My heart was actually pounding on the way over.  I wasn’t worried as much about being tempted (though I was worried about that too), as in how to navigate the social waters.  Which is stupid.  Was I expecting our hosts to say “Not drinking?  Get out of my house!”  Of course they wouldn’t, and they didn’t.

But, but, but …

My seven year old daughter watched the American Girl: Felicity movie this weekend.  This is by the makers of the American Girl dolls, and is set in 1775.  One scene involves Felicity being taught to be a proper lady and how to take tea.  When she refuses a biscuit, her chaperone lectures her that taking the biscuit is not about the biscuit, but about accepting your hostess’s hospitality.  In other words, you need to take it whether you want it or not.

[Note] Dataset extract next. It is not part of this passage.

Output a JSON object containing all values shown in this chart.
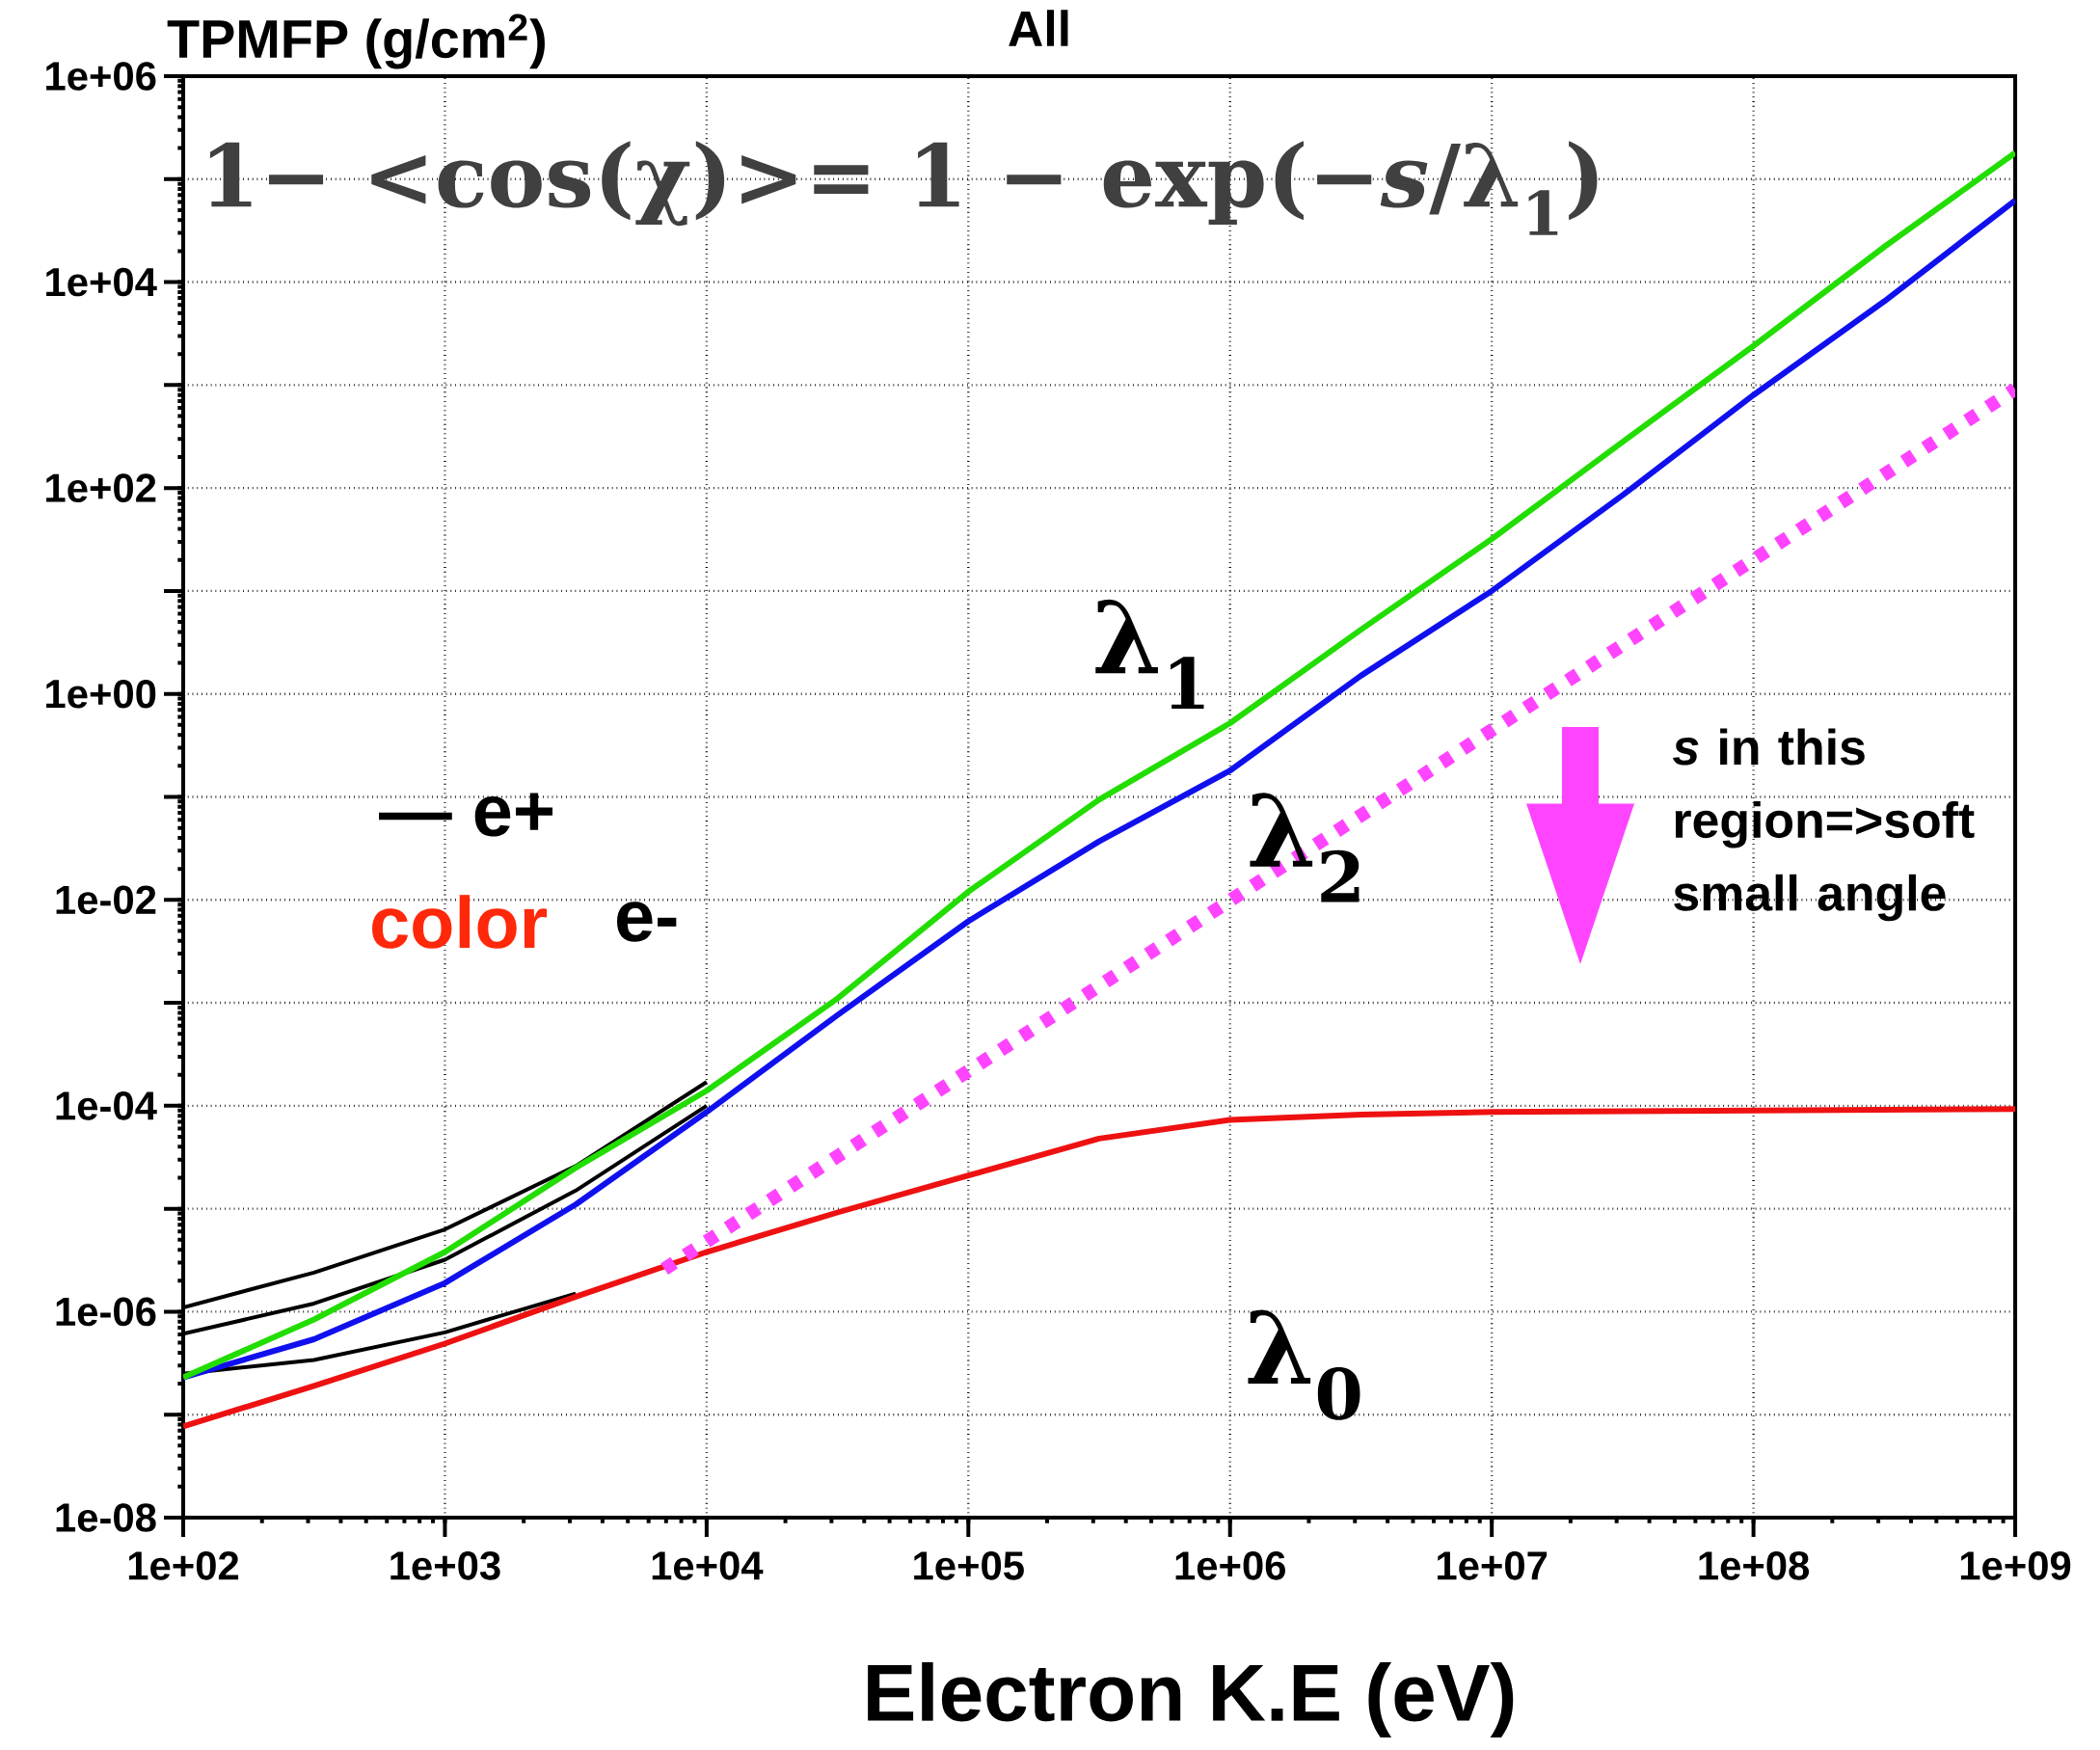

What is offering alcohol but the grown-up version of this?  When we have a dinner party, what to do we do when our guests arrive?  We take their coats, ask how they are, and then offer alcoholic drinks.  When we offer beer and wine to our guests, we are saying, “I am welcoming you to my home.  I want to you to feel comfortable and have a good time.” And when our guests accept, they are saying, “We accept your hospitality.  We are here to have a good time in your home.”  Isn’t there always a slight  — very, very slight — chill when people say “Oh, I’ll just have water”?

One tip I read this week on a sobriety blog was always to bring a non-alcoholic drink with you to a dinner party.  Not just one, but a six pack of something fancy, like Pellegrino, or a bottle of sparkling cider.  This is a sober person’s equivalent of the six pack of beer or the bottle of wine that guests often bring as a hostess gift.  It’s win/win/win because a) it’s a gift, always a nice gesture, b) it gives you something non-alcoholic to drink, and c) it’s special, so it signals “I’m here to have a good time.”

So that’s what I did.  We brought a six pack of orange Pellegrino.  When my hostess offered me wine, I pretended to hesitate and then said “Oh, maybe I’ll just have one of these Pellegrinos for now.”  My husband hemmed and hawed before settling on water, and told me afterwards that he almost felt like he should drink because I wasn’t!

Then later, before dinner, my hostess was getting out the wine glasses and asked me again if I wanted wine.  I said, “Maybe just some water.”  My husband was out the room so she asked me I thought he would want some.  Again I said, “Oh, probably just water for him too.”  Then I laughed a little and said, “We’re so boring.”  Maybe it’s silly that I felt the need to be self-deprecating, but I felt better for saying it.

Anyway, I had a wonderful time.  I drank my Pellegrino while my hosts had beer and wine. We ate and talked and laughed, and when my hostess offered tea or coffee after dinner, I was able to happily accept.